Tales from the Underbelly: Potty Training

A friend of mine recently asked on Facebook how you potty train your child.  I can't say I'm an expert; Nathan isn't there yet.  But I've learned a lot along the way, and read a fair amount.  Here's my wisdom, for what it's worth:

Ease into it.  Buy the potty and introduce it to him before you start actual potty training.  Tell him that this is his special thing just for him.  Let him sit on it with his pants on just to try it out.  He's not used to being in the bathroom so make it a fun, familiar experience before you get him to drop trou.

Don't let it be a fight.  If he doesn't want to use the potty, you can't force him.  What you can do is get him to associate the potty with frustration, anger, and shame.  That won't help.  If he refuses to use the potty, just say "that's okay honey" and move on with life.

Don't try long term rewards.  He's too young to understand deferred gratification.  Charts with stickers or promises of expensive toys won't work because the payoff is too far away.  I've found immediate rewards of smaller toys work great.  Even if he doesn't have to go potty, he'll sit down on the chance that he'll get a toy car.  (He only gets one if he actually poops.)

Make it routine.  I've started putting Nathan on the potty every morning.  That way he makes it to day care with a dry diaper.  Before and after meals are also good times.  Make it a regular thing and you're more likely to catch it when he actually needs to go.  It's also easier for him to get used to doing it successfully (even when he's not thinking about it).

Read books.  We've got a great book where Elmo learns to use the potty and gets to wear big boy underpants.  The whole point of Elmo is to give smaller children something to relate to.  When Nathan sees his beloved character going through the same exact experience, it makes it more compelling for him.

Use pullups.  The whole point of pullups is that they're diapers that behave like underpants.  Also known as training diapers.  They can be removed and put on while the kid is standing up.  Also makes it way, way easier to go in public bathrooms.  Nathan's pullups have charactes from the Cars movie, which makes it even more appealing to him.

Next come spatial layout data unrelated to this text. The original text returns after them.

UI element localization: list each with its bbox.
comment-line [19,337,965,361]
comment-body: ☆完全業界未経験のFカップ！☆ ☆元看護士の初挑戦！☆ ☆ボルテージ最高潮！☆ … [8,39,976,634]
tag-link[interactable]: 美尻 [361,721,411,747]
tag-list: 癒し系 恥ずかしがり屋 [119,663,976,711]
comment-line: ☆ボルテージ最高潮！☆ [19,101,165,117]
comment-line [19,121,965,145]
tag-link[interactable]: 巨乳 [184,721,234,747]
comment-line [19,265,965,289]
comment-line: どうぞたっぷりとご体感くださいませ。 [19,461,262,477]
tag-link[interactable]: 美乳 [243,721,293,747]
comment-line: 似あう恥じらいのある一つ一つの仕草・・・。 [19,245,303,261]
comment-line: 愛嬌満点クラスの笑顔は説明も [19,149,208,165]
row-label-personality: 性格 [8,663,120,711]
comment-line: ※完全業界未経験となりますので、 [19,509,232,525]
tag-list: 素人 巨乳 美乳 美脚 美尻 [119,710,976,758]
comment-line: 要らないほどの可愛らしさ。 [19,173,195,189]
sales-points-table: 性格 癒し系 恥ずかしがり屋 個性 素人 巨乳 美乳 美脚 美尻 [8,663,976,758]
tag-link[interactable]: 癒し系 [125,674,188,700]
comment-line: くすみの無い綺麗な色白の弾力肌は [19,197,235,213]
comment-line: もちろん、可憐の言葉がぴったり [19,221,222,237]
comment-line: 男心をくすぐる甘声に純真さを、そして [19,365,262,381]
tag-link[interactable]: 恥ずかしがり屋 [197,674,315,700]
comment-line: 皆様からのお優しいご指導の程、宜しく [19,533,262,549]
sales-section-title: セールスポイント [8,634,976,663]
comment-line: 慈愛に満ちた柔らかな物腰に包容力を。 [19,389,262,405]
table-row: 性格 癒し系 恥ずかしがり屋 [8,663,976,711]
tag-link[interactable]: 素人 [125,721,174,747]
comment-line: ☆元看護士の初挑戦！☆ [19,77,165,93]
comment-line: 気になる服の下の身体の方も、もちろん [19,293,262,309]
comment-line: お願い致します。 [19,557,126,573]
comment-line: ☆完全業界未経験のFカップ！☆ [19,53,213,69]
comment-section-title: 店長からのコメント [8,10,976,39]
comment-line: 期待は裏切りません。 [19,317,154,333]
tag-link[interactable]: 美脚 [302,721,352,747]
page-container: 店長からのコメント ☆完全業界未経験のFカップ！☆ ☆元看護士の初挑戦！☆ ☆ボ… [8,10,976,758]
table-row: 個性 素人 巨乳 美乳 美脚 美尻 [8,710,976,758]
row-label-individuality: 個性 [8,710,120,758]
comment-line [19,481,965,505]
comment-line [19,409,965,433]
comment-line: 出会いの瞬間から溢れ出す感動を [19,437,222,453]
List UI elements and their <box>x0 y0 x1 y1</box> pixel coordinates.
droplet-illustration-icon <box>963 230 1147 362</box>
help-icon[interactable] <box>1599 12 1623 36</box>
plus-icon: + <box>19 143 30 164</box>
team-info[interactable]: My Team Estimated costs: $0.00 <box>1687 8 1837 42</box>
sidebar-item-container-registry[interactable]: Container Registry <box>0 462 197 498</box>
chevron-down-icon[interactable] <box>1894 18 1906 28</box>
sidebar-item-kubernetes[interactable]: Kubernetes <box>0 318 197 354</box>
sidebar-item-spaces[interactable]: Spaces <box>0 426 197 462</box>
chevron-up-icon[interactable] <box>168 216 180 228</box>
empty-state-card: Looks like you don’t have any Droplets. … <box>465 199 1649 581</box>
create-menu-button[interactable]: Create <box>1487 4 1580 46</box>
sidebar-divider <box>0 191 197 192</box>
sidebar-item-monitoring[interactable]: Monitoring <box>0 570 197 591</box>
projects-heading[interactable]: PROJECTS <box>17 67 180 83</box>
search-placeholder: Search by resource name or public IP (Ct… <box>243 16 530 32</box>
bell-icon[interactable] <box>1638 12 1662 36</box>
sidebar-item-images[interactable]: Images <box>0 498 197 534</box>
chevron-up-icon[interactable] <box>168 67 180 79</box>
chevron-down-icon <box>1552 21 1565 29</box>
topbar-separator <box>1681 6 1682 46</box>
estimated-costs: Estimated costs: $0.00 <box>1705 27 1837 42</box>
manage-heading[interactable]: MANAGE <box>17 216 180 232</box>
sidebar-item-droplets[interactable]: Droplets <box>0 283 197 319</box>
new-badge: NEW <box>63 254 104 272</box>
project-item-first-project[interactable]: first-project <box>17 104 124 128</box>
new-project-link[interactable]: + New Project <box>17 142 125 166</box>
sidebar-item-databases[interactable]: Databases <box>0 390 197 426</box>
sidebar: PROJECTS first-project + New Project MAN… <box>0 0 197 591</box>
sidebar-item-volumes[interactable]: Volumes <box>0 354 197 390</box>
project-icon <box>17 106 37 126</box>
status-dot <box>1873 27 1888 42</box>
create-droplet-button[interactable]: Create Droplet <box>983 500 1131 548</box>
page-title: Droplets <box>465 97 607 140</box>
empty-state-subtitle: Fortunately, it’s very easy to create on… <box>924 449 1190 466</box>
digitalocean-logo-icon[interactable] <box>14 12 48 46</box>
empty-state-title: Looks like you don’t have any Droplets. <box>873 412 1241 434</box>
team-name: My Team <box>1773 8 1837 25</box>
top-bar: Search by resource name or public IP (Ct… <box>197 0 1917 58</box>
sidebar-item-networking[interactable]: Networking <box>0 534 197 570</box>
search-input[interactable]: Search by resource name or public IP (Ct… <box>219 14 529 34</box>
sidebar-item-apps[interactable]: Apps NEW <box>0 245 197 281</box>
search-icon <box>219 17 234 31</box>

Don't use underpants or bare bottom.  My mother in law thought this was a great idea and has tried it several times.  Personally I don't like wiping pee off the floor, nor do I like cleaning turds out of cloth underpants.  Try it if you want to, but I don't think it helped Nathan at all.

Accept failure.  Kid's gonna fail.  A lot.  Some of it has to do with his inability to actually understand that poop is building up inside him and is about to come out.  Some of it has to do with the fact that he has no control over his own life and this is his chance to assert his own authority.  He's learning to become a self-actualized person, separate from his parents.  It's an important development but it also means that sometimes he'll simply refuse to use the potty, even when he needs to go.  When my cousin was young, he announced: "I like the lumps."

The point: There's nothing you can do about that.  Yelling, making him feel guilty or ashamed, all hurt his development and will actually make the potty training process take longer.  You have to accept that he doesn't have the hang of this yet, and it could be a long and challenging process.  Toddlers are exasperating for many reasons, and this is one of them.  As with all things, you must learn to accept your child's failures with calmness and love and simply encourage him to do better next time.  Yes, I know, easier said than done.

Have faith.  My wife said, "I've never met a 6 year old who didn't know how to use the potty."  She's right.  He'll get there.  European children learn at an earleir age, but this isn't Europe.  Be patient and encouraging and your kid will get there.

I sure as hell hope so.

(I wish I could take credit for that title, but I stole it from a sitcom that was canceled a few years ago.  Too bad, it was a very funny show.)